Let’s look back at quinine, a drug so important it allowed you to win wars

Mosquito
Pixabay

In total, there are over 450 different types of malaria parasites, inoculated by 70 of the 480 species of Anopheles mosquitoes. Only five affect human beings, but that is enough to kill one person every 30 seconds. So it is not surprising to say that mortality due to malaria has been higher than any other disease worldwide.

In 1964, Spain was declared free of malaria and received the official certificate of eradication, even though Africa is still a region where thousands of people die every year, especially children.

For a long time, quinine was the only defence against Parca species, which was disguised as a mosquito, which is why it came to be used as a strategy to win wars.

Quinine saved the North

From 1861 to 1865, the United States fought the Civil War. A bloody civil war in which quinine was so strategically important it became a major part of the ammunition in the Union's arsenal. The malarial fevers, however, took its toll on the opposing side so it was quinine, above all other factors, that saved the North.

To defeat malaria, the Union distributed 19 tons of refined quinine to its soldiers, a figure much higher than that counted by the rebels in the Confederation. This caused the price of quinine to rise astronomically, while at the same time smugglers found a business in it that was much more important than in any other material. Thus, only 30 grams of quinine came to cost about $4 in 1861, $23 in 1864 and up to $400 and $600 by the end of the war.

To introduce quinine smuggling among the Confederates, strategies similar to those now used in drug trafficking were used: quinine was stuffed into furniture, upholstery or dolls for girls; "mules" like those we now see at airports or border posts were also used, as quinine was sewn into women's skirts, into false bottoms of luggage or carefully packed into the rectum or intestines of cattle.

Quinine is the strongest of the four alkaloids found in the bark of trees of the genus Cinchona. It was isolated and named in 1820 by French researchers Pierre Joseph Pelletier and Joseph Bienaimé Caventou. For decades it was the only lifeboat from a disease that came in through the air and infected millions of people.

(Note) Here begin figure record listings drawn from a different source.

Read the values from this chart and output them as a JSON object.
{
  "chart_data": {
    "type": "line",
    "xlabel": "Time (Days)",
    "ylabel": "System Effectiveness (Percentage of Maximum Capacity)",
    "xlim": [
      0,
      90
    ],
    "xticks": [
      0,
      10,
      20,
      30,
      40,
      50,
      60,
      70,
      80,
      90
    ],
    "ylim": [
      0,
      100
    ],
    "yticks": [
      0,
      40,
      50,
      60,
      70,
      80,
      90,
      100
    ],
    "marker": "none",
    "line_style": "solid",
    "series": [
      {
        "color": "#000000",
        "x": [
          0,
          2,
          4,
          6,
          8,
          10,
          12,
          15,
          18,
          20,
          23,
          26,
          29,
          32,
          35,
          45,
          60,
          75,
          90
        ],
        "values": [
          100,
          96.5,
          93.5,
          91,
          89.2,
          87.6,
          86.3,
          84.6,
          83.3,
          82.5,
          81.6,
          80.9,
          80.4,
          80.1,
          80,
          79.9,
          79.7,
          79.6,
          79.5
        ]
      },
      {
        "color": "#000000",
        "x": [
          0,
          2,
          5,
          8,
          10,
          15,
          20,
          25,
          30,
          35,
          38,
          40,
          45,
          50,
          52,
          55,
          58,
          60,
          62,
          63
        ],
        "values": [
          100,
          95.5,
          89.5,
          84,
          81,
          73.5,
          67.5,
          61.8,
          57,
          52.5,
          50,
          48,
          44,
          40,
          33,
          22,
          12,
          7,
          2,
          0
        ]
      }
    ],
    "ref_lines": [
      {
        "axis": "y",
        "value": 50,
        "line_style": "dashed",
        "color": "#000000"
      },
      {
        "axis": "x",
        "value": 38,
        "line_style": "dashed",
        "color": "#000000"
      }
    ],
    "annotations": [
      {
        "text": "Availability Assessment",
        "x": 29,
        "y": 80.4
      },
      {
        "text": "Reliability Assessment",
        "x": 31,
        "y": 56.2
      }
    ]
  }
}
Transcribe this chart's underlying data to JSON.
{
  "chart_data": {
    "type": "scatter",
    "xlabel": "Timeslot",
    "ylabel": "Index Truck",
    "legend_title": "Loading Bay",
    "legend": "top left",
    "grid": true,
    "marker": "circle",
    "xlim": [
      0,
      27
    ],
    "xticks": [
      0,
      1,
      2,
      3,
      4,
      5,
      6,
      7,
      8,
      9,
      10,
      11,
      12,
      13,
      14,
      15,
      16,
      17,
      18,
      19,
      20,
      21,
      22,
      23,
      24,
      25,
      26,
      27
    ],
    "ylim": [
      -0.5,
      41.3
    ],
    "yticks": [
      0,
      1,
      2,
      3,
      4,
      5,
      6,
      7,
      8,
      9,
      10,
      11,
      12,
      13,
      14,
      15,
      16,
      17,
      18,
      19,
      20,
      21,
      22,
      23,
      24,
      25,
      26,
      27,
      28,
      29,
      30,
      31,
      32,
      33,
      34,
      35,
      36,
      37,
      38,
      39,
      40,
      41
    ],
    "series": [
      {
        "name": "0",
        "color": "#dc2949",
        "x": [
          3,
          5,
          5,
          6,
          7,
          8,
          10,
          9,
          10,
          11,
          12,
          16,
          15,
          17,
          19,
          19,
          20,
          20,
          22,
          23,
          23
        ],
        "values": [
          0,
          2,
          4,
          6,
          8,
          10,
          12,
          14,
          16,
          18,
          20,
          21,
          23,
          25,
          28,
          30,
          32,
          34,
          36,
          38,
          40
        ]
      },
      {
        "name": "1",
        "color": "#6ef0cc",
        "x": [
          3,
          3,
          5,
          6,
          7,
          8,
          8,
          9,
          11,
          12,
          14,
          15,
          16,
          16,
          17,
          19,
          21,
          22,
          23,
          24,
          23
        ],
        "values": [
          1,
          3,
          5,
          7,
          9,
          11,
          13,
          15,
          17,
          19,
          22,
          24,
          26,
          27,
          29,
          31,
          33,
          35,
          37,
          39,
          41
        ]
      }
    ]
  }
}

However, although quinine is still used today with good results for the most severe forms of malaria, it was after the Second World War that chloroquine was discovered to be more effective, cheaper and safer. The first malaria vaccine was approved in 2015 by the European Medicines Agency (EMA) and has been developed by the company GlaxoSmithKline, GSK. Although its effectiveness is limited (up to 40% of cases) and it only works for malaria caused by Plasmodium falciparum (the most common) it is an important percentage to be the first vaccine to prevent this pathology. Specifically, in the first 18 months of follow-up after three doses, malaria cases were almost halved in children aged 5-17 months at the time of first vaccination, and 27% in infants (6-12 weeks). After four doses, there was a 39 per cent reduction in cases in children aged 5-17 months and a 27 per cent reduction in infants (four-year follow-up).  We are therefore gradually moving away from dependence on quinine, the drug that became as coveted like gold.